Accordingly, it wasn’t long before reports surfaced that Rangel was making a mockery of his chairmanship by failing to report or disclose income on his tax forms; using his congressional stationary to solicit funds for a school bearing his name; granting special tax breaks to his most-favored donors; and partaking of potpourri of boondoggles that are treated as ordinary congressional perks.
This finally compelled the House Ethics Committee to announce last October that it was expanding its probe of Rangel’s alleged misdeeds, which it began in December 2008, to include an investigation into “all Financial Disclosure Statements and all amendments filed in the calendar year 2009.”
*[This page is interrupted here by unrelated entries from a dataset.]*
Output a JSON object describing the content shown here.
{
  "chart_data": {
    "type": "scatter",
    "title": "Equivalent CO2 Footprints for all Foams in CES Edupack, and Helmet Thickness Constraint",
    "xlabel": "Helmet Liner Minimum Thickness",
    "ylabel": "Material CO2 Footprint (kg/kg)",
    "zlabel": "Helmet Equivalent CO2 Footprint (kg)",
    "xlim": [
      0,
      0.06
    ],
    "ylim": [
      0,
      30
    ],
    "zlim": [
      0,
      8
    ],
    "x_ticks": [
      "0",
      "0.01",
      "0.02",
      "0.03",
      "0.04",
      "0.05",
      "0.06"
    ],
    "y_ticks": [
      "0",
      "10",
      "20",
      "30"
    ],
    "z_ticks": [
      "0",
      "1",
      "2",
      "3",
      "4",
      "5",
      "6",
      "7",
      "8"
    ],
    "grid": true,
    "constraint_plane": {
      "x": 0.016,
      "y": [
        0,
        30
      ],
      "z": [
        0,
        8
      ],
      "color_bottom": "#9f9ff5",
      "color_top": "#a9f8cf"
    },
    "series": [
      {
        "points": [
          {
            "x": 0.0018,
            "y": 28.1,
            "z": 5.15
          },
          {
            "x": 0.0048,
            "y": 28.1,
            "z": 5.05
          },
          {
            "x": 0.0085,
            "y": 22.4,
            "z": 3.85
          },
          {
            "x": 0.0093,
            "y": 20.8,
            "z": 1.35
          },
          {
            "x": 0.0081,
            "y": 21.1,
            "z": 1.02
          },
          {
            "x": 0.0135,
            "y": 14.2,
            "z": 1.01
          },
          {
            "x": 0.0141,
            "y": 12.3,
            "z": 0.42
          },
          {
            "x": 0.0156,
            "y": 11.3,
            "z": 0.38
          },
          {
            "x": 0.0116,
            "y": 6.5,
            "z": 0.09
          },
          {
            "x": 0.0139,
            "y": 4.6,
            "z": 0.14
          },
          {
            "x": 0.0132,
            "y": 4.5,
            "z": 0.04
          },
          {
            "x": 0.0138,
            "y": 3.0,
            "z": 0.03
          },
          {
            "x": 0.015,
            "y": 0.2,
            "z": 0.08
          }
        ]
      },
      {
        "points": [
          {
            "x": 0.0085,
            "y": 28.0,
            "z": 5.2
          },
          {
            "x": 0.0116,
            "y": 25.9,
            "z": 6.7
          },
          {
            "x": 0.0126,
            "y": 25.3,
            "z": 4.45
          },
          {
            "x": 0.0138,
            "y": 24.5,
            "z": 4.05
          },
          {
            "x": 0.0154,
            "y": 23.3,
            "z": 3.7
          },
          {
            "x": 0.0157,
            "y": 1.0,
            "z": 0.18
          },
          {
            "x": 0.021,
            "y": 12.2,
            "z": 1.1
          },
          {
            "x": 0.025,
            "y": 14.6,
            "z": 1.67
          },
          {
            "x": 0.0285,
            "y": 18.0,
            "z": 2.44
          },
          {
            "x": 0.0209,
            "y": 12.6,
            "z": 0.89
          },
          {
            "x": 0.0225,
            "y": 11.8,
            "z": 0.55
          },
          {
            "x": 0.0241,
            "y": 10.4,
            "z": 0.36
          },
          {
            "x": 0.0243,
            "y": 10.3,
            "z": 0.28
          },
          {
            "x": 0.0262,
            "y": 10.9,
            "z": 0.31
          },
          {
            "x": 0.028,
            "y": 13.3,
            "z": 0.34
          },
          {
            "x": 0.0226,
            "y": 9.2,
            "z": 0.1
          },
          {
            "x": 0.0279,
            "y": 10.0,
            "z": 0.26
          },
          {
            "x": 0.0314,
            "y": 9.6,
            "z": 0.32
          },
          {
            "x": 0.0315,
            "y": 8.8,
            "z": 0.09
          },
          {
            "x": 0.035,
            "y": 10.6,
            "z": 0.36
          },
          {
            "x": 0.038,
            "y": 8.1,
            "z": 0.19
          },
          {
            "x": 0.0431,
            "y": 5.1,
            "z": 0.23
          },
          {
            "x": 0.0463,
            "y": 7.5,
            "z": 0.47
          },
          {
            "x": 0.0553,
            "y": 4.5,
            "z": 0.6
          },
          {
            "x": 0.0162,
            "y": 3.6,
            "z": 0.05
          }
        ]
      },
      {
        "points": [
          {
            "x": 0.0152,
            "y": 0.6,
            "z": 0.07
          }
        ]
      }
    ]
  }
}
This was when everyone in Washington knew he was a dead man walking – as far as his chairmanship was concerned. Yet, for a time, Rangel scoffed at all calls for him to resign; which was not surprising considering that he lived a charmed life as a politician-virtually free of professional censure, let alone public ridicule.
Ironically, it was precisely because of his imperious ego that being dogged by reporters asking about his personal business became too insolent and untenable for him to tolerate. And it was this humiliation that finally compelled him to make the following concession speech a week ago today:
My chairmanship is bringing so much attention to the press, and in order to avoid my colleagues having to defend me during their elections, I have this morning sent a letter asking to be granted a leave of absence until such time as the ethics committee completes its work.
Still, his pride was such that he could not bring himself to announce the resignation this statement clearly represented. The adage, pride goes before the fall, seems appropriate here.
And, if convicted on ethics charges, what a spectacular fall from grace that would be for this man who was always so fond of bragging “I haven’t had a bad day since” being elected to Congress 40 years ago.